Out-Law News 2 min. read

Leaked documents show 'tax rulings' from Luxembourg allowed over 300 companies to cut tax bills


Over 300 multinational companies appear to have saved "billions of dollars in taxes" after obtaining 'tax rulings' from authorities in Luxembourg, journalists have claimed.

Leaked documents obtained by the International Consortium of Investigative Journalists (ICIJ) showed some companies paying an effective 1% rate of tax on profits moved from higher tax jurisdictions to Luxembourg through the use of "complicated accounting and legal structures", the group said. The ICIJ reviewed nearly 28,000 pages of confidential documents originating from professional services firm PwC over the course of six months as part of its investigation.

The European Commission is currently investigating whether tax rulings granted by Luxembourg in favour of Amazon and Fiat Finance and Trade, a subsidiary of the car company, were illegal state aid. When details of the Amazon investigation emerged last month, tax expert Heather Self of Pinsent Masons, the law firm behind Out-Law.com, said that it was increasingly looking as if the state was becoming "a focus of the state aid investigations".

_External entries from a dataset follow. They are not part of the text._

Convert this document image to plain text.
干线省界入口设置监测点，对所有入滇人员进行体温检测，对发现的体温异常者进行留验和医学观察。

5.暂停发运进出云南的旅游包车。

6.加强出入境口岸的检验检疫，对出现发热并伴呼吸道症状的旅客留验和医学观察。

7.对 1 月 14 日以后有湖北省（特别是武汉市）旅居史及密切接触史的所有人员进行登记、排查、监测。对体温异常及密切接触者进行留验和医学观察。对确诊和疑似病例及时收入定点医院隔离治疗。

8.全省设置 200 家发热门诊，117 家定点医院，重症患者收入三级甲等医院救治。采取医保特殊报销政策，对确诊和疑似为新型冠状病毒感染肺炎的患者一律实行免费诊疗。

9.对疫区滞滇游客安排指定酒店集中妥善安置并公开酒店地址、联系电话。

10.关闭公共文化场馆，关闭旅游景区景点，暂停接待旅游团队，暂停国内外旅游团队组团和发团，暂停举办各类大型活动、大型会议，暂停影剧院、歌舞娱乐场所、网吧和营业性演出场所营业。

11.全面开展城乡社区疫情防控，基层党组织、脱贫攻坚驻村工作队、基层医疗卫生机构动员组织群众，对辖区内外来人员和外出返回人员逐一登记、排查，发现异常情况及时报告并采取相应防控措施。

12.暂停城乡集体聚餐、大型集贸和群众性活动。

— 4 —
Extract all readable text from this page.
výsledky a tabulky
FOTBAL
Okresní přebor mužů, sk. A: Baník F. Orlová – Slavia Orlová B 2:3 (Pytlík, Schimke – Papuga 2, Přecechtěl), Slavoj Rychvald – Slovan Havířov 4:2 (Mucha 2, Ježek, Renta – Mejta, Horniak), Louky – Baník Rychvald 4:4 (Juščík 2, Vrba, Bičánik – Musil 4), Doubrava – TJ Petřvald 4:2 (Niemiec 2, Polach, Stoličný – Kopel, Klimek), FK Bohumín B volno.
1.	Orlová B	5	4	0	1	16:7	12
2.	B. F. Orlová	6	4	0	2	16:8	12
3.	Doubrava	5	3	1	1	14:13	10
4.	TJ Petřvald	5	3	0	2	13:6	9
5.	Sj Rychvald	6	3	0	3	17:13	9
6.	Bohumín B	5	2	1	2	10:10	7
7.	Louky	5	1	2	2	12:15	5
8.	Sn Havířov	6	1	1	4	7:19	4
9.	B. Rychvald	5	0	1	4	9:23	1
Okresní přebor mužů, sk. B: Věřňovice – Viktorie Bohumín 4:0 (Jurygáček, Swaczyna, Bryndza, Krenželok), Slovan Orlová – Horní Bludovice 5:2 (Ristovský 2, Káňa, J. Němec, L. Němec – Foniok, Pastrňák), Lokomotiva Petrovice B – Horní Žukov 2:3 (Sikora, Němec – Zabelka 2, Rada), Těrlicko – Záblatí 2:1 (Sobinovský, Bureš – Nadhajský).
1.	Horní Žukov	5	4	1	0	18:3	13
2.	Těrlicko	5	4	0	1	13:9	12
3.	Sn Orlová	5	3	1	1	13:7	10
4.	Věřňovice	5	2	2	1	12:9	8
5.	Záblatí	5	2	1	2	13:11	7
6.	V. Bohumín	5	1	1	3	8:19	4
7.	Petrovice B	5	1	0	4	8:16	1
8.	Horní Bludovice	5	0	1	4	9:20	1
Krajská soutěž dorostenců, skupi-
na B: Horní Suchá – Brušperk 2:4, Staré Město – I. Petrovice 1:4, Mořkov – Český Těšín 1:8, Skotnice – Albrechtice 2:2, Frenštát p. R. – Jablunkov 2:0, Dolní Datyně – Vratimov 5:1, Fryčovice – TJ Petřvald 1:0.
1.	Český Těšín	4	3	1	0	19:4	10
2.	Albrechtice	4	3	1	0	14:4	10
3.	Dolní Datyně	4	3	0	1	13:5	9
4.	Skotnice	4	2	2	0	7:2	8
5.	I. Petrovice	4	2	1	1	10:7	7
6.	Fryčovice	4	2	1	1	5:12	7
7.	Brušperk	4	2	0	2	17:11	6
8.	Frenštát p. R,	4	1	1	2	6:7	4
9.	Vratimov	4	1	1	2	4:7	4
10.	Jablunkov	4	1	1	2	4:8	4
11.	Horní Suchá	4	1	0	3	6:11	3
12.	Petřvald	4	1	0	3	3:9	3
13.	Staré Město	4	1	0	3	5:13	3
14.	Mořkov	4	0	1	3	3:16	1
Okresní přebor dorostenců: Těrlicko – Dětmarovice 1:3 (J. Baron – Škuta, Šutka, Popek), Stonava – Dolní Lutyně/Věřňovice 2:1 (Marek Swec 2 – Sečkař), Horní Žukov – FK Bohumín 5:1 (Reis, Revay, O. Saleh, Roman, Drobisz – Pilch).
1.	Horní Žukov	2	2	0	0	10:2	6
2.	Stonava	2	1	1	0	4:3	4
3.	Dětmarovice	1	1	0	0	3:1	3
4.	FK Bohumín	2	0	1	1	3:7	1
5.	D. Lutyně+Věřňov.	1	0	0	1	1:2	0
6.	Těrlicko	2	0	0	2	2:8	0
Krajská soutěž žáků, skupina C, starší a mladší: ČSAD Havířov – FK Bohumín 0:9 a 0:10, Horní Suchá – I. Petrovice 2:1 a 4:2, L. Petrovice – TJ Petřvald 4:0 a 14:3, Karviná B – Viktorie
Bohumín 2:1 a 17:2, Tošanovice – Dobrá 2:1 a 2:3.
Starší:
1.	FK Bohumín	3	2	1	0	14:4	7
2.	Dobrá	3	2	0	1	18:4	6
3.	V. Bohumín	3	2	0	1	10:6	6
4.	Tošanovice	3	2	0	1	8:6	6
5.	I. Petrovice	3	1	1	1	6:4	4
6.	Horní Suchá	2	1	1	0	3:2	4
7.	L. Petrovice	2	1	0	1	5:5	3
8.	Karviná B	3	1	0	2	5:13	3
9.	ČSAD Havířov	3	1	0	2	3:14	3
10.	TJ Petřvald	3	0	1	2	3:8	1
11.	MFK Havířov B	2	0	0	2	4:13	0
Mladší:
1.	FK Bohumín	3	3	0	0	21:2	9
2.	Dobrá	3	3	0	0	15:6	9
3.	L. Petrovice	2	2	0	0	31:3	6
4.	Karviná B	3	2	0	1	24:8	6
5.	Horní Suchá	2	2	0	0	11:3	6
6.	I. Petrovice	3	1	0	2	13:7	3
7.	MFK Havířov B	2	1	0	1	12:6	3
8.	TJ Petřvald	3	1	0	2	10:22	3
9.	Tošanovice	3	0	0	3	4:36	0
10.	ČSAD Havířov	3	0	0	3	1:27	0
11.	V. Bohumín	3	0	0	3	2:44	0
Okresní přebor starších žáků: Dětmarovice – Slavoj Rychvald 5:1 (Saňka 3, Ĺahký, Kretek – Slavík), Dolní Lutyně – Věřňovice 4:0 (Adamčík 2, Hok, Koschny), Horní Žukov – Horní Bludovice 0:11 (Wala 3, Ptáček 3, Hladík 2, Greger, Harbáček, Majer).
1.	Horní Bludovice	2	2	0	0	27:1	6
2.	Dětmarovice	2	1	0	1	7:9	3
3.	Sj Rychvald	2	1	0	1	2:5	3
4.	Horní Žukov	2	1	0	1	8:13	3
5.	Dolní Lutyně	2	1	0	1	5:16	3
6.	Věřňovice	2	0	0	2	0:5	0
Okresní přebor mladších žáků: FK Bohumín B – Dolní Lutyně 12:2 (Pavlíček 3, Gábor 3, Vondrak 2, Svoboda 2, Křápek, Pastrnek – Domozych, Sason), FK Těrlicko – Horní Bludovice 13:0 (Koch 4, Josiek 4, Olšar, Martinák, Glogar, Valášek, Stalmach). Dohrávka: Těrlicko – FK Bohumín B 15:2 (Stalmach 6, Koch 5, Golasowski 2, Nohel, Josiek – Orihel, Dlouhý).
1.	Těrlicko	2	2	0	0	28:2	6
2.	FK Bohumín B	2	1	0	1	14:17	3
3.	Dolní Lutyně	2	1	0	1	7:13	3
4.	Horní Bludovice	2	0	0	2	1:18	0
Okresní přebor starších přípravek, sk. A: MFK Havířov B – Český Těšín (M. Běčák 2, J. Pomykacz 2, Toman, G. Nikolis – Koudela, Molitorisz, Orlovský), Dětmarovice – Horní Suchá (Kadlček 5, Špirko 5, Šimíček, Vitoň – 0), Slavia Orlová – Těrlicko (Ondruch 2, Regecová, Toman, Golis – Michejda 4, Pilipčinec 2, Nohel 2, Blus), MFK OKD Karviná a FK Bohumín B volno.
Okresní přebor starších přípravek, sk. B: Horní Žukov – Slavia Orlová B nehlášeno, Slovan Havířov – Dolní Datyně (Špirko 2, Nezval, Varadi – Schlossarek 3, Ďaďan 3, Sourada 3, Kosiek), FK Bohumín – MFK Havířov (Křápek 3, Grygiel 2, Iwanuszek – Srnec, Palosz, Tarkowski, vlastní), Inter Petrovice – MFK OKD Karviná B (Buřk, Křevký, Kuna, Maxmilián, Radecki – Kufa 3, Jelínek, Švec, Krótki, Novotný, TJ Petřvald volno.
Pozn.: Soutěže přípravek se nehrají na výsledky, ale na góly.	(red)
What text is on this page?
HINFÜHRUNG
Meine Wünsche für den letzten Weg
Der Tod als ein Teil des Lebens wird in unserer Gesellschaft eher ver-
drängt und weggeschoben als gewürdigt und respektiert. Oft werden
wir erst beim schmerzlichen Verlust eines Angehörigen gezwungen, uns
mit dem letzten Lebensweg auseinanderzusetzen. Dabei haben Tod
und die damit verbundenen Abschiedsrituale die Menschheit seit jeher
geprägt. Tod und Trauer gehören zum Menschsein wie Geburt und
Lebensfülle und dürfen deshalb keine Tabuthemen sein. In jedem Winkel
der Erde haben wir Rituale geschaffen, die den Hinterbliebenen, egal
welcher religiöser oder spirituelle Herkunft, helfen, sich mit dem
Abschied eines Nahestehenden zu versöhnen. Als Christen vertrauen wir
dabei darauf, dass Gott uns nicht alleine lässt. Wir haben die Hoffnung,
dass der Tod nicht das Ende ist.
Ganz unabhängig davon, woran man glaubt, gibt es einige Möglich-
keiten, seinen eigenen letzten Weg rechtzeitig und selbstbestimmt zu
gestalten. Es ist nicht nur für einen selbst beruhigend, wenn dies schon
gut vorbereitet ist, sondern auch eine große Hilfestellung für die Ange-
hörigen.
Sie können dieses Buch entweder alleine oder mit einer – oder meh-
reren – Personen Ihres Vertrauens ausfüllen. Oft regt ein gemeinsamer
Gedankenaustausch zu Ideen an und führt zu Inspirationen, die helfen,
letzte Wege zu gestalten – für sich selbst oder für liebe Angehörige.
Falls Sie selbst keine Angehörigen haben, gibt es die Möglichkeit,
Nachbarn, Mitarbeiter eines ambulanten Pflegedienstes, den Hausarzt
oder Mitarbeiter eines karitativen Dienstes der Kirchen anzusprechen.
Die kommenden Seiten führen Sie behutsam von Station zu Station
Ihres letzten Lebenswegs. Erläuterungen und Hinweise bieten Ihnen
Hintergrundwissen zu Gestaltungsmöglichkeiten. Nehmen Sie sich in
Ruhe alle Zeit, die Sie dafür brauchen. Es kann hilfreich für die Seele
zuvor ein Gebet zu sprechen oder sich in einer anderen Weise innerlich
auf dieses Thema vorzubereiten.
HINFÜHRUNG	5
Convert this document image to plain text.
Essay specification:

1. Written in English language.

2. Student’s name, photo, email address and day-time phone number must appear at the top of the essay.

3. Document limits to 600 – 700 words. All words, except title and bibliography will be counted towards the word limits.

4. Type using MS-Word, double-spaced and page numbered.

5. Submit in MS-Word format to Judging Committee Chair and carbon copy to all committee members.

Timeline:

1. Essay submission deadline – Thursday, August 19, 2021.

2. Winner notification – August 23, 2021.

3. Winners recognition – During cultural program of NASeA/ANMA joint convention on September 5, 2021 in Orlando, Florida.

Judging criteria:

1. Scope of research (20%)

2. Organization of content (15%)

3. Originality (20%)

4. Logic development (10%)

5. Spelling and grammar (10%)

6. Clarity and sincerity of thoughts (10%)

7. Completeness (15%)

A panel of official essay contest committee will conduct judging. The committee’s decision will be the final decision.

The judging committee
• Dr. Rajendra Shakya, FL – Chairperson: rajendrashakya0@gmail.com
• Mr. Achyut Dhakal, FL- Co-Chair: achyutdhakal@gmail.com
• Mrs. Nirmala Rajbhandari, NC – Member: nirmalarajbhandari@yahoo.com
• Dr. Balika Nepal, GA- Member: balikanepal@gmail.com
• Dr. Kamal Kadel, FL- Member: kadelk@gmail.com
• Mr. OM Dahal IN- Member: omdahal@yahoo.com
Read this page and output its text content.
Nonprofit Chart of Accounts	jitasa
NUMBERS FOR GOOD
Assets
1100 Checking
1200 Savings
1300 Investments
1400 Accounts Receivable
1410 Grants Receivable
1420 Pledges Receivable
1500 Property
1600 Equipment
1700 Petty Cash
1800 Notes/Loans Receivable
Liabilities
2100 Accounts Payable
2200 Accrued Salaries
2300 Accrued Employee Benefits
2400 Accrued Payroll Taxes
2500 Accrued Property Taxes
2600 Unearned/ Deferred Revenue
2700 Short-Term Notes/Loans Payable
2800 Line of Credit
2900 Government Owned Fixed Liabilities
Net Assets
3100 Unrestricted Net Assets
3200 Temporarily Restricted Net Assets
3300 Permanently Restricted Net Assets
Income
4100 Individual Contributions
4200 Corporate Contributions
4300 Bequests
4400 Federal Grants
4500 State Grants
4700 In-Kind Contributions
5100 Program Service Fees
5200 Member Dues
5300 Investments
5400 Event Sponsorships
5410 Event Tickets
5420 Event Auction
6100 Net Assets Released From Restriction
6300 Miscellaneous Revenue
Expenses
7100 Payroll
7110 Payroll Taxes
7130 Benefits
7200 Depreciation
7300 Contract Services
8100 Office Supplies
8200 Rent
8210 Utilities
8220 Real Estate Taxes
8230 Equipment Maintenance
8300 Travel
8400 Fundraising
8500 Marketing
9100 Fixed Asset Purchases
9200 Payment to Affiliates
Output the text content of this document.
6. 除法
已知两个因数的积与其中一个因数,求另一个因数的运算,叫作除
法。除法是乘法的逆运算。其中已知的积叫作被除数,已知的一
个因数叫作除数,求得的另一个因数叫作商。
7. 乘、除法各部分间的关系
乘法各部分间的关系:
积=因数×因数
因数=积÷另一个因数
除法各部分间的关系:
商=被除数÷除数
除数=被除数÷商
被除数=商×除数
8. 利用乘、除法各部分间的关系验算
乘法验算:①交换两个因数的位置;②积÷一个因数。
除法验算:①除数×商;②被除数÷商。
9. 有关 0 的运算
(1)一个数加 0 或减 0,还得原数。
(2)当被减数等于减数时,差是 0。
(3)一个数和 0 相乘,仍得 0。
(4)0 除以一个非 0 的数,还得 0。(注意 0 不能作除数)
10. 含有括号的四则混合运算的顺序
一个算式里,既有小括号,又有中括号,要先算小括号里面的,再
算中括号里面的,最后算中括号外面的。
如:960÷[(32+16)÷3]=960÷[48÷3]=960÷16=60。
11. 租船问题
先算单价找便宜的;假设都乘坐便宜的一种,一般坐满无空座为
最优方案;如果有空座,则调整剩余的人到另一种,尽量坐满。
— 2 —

"The Commission is now very likely going to scrutinise this dossier of papers in great detail and several more companies could join the ranks of Fiat, Apple and Starbucks and find themselves in the state aid firing line," said Pinsent Masons state aid law expert Caroline Ramsay. "The companies that are on this list should immediately consider how they can restructure their global tax planning in a way that the European Commission will not find offensive."

Tax rulings, also known as 'letters of comfort' or advance pricing arrangements (APAs), can be issued by national tax authorities to confirm particular arrangements. They are frequently used in the context of transfer pricing arrangements, which are the prices charged for commercial transactions between various parts of the same group of companies. Transfer pricing arrangements can influence the allocation of taxable profits between various parts of the group.

The European Commission does not have direct authority over national direct tax systems. However, it can investigate whether certain advantageous fiscal regimes would be prohibited under its state aid rules, which are intended to prevent the distortion of competition that would occur if a national government was able to grant advantages or incentives to particular companies. If the Commissions rules that member states have given unlawful state aid, any company found to have benefited could be required to pay back any illegal reliefs granted.

The documents obtained by the ICIJ, which it has published on its website, contain 548 tax rulings issued by Luxembourg between 2002 and 2010 which act as binding agreements with the companies involved. According to the ICIJ, the small proportion of these rulings which included figures for the profits companies planned to transfer to Luxembourg accounted for more than $215 billion in loans and investments. However, it said that many of the papers did not reveal enough information to clearly show the tax consequences of each group's corporate arrangements, and that some of the letters would have been issued for reasons other than tax avoidance.

In an interview with the ICIJ Nicolas Mackel, chief executive of the quasi-governmental agency Luxembourg for Finance, said that there was "no way" that the arrangements agreed between Luxembourg and the companies involved were illicit "sweetheart deals".

"The Luxembourg system of taxation is competitive – there is nothing unfair or unethical about it. If companies manage to reduce their tax bills to a very low rate, that's a problem not of one tax system but of the interaction of many tax systems," he said.

"We are in a brave new world here," said tax expert Heather Self of Pinsent Masons. "Tax planning via Luxembourg has been the norm for years, and almost every major group will have used a Luxembourg finance ruling as part of its overall structure. The fact that it was common will not, however, be a defence to a state aid enquiry, and companies face having to repay 10 years of tax benefits in a worst case outcome."

"Companies urgently need to assess the state aid risks of their structures, and consider these issues in much more detail for any new structure," she said.